Sussurros do tempo, dias nos dias.
Nada é real é tudo ilusório
E só a madrugada nos desnuda
Na procura dos corpos, no delírio
Na luxúria dos lábios e dos ventres
Paredes brancas, casas vazias
Vidas pretensamente presentes.
Manuel F. C. Almeida
domingo, maio 19, 2013
domingo, maio 12, 2013
Nos mistérios do saber,
Escondidos em campos
Que ao por do sol
Se desnudam
Estão os seios e as coxas
Que ávidos de vida
Se oferecem ao sonho
Da luxuria.
Visitamos o mundo
E é a morte que se
Oferece em mil
Máscaras de vida.
E voltamos sempre
Aos campos de prazer
Dos corpos adiados
Que connosco
Se cruzam.
Toda a vida é uma
Encenação
Entre o desejo
De liberdade
E o nada
Tudo não passa
De uma coincidência
Sem sentido.
Manuel F. C. Almeida.
terça-feira, maio 07, 2013
Se navego num mar de duvidas
Se resisto ao canto das sereias
É porque fui tendo várias vidas
Todas bem preenchidas, cheias.
Se me perco num golpe de vento
E as minhas asas se abrem em leque
É porque fui resistindo no tempo
A quem me quis ter como cheque
Por isso quando me olharem de perto
Procurem ver quem eu sou
Porque eu não sou um projecto
Desenhado à medida de alguém
Serei sempre eu.
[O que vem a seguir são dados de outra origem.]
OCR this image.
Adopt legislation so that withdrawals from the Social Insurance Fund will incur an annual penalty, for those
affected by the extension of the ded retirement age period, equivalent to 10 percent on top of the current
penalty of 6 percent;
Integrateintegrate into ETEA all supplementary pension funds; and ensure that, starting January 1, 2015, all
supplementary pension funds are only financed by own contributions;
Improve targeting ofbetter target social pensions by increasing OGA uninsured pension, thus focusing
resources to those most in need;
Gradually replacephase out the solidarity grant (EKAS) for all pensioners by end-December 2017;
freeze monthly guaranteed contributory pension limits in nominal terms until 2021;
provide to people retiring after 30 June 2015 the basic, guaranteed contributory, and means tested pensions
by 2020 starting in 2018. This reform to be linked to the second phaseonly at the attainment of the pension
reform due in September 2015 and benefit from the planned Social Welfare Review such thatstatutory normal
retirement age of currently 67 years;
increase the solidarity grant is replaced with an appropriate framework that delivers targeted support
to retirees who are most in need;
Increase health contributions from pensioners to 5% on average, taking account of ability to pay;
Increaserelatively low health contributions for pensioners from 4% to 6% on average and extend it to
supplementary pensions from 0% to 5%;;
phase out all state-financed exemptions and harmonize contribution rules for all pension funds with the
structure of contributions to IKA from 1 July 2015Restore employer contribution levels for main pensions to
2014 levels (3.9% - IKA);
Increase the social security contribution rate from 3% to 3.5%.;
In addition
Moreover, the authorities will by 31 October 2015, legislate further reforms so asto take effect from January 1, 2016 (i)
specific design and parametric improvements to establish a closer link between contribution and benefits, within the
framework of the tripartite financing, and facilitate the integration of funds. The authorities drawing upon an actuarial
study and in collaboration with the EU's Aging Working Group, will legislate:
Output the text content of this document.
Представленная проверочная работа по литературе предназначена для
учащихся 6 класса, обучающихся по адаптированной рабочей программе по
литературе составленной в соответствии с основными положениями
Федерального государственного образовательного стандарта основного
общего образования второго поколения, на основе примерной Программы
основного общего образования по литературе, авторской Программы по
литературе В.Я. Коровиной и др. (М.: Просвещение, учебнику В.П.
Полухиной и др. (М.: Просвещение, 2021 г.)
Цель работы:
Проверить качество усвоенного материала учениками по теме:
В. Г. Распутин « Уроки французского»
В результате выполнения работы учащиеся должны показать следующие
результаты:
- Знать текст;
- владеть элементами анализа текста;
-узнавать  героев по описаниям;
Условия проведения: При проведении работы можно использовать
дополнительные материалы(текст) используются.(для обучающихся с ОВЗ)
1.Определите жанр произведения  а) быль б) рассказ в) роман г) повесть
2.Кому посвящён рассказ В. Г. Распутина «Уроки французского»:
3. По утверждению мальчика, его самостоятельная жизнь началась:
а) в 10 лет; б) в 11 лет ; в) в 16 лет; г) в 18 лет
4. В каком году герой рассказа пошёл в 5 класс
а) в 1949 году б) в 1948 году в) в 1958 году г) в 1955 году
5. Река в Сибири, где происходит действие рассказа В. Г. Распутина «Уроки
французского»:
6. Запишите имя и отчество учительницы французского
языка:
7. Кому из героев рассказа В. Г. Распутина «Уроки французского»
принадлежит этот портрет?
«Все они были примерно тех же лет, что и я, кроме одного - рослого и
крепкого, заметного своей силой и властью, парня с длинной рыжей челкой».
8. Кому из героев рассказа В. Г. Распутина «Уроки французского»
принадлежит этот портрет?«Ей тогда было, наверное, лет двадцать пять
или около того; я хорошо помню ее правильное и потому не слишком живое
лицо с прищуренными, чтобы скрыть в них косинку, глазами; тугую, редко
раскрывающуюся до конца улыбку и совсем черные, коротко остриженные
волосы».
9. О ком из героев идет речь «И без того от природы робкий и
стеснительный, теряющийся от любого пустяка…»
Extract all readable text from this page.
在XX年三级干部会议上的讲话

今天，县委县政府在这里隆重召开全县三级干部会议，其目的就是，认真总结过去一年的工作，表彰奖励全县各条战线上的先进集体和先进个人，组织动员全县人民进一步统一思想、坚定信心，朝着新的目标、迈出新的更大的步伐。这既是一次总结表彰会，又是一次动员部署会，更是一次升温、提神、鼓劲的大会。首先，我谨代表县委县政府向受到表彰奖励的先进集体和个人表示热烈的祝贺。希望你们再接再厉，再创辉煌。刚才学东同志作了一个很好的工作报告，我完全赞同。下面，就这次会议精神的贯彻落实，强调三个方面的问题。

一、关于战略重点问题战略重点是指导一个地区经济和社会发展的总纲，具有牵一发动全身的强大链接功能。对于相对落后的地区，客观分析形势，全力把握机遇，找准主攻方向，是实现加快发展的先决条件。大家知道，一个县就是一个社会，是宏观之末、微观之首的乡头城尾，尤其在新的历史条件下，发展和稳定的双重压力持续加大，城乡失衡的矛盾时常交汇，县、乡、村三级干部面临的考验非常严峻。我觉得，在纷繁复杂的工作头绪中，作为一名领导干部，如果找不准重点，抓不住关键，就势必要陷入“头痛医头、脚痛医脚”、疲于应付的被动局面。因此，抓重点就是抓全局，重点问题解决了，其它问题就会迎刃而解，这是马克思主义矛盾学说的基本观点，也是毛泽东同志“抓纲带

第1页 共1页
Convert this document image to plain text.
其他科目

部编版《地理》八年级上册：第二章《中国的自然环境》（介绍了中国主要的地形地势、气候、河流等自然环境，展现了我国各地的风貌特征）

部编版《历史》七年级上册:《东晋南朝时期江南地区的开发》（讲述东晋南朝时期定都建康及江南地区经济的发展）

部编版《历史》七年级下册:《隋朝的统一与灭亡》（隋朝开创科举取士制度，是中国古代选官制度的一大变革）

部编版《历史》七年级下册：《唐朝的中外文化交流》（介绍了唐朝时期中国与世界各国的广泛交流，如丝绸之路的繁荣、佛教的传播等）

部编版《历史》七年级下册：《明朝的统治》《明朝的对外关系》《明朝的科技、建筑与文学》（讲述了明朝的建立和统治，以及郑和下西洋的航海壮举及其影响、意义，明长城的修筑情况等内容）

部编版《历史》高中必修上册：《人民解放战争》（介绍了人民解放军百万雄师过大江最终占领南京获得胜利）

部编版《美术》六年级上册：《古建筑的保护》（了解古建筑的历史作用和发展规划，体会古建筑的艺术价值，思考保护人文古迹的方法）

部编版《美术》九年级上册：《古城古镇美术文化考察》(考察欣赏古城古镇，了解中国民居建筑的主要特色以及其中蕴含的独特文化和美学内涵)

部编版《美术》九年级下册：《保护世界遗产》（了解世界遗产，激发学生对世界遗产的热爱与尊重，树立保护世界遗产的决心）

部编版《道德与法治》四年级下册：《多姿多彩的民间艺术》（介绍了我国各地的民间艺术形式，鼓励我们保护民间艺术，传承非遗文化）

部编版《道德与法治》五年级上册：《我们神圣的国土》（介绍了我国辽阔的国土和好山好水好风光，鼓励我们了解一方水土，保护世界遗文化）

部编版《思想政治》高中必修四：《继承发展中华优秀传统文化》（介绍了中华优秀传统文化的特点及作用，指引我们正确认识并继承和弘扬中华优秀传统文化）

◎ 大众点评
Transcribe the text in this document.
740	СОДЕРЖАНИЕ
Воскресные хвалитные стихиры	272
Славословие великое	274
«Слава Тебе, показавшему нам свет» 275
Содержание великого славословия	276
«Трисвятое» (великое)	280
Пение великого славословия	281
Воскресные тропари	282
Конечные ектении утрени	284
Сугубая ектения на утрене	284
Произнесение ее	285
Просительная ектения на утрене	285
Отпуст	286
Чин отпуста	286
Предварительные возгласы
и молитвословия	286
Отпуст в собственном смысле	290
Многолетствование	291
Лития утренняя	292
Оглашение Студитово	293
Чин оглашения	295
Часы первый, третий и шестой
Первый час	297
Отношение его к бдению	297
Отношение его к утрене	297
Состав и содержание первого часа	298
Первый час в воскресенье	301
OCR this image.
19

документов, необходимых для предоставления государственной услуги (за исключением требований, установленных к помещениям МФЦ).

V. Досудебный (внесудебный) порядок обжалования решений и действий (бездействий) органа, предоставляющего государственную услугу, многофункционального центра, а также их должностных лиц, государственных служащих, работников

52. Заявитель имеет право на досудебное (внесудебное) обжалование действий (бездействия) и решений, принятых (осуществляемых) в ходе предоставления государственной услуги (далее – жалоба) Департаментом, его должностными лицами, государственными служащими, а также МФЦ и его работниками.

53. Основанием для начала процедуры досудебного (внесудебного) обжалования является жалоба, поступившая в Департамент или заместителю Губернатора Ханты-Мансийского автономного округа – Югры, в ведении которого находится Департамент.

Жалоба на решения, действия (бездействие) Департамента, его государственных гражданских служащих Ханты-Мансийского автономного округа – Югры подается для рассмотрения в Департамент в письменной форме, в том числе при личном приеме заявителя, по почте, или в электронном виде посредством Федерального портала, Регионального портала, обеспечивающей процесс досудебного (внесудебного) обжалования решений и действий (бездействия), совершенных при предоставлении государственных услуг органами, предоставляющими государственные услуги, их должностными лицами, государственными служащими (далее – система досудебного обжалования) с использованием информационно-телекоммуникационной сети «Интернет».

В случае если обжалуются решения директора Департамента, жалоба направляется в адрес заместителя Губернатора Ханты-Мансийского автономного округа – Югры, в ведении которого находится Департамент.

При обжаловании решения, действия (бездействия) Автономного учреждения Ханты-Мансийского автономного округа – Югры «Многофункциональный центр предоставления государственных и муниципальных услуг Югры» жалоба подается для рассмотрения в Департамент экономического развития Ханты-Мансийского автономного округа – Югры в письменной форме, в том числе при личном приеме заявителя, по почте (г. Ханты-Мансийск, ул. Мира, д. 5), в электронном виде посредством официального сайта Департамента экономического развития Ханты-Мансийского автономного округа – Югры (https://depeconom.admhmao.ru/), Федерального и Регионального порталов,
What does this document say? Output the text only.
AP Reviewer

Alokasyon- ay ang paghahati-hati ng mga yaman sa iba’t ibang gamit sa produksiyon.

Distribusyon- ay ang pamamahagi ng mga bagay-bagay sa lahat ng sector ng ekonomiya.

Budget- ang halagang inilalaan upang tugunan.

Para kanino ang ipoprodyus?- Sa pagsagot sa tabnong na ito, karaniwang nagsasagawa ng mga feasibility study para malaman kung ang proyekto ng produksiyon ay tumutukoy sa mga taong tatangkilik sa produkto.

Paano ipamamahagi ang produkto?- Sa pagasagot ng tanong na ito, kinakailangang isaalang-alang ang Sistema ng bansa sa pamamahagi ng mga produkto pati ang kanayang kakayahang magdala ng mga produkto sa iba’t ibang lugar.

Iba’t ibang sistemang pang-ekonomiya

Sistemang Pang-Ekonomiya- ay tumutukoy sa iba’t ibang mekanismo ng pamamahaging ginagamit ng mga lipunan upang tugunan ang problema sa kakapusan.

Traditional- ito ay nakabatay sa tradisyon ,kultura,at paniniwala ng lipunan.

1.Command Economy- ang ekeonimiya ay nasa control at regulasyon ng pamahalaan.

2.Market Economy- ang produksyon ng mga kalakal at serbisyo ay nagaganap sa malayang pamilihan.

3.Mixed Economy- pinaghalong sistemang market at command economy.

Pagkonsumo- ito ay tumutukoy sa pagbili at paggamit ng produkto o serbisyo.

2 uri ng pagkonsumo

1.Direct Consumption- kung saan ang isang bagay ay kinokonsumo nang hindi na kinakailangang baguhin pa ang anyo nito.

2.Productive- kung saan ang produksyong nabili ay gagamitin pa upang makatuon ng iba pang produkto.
E aqui estou
Livre. Não sou peça de ninguém.
Manuel F. C. Almeida
sexta-feira, maio 03, 2013
A vida passa num cósmico minuto
E rapidamente devolvemos a matéria
Que pedimos emprestada.
E nesse minuto de vida... o tudo é nada.
Arrastamos os átomos numa voragem
De loucos que vivem na ilusão
De uma importância qualquer;
E na ideia de ser mais que um outro ser.
E tudo acaba finalmente no dissolver
Da existência, no regresso ao universo
Às coisas simples da natureza
E ao principio de tudo. A beleza de
Ser apenas parte do um todo universal.
Agora, enquanto estás vivo, vive!
Sendo livre e imortal
Não há fora de ti
valor de bem ou de mal.
Manuel Almeida
domingo, abril 28, 2013
Recusa sempre o que parece óbvio
Que a verdade está sempre escondida
Dos olhos que tudo e nada desnudam
Recusa sempre o que senso te dita
Porque o seu conselho é como ópio
Que te adocica os sonhos e te adormece
A curiosidade.
Recusa sempre um amor resolvido
Um amor adormecido pela voragem
Temporal da paixão perdida e domesticada.
Recusa a morte antecipada e anunciada
Pela ditadura da hipócrita existência social
E nunca aceites como certa a moral
Imposta, a moral do medo, a moral imoral.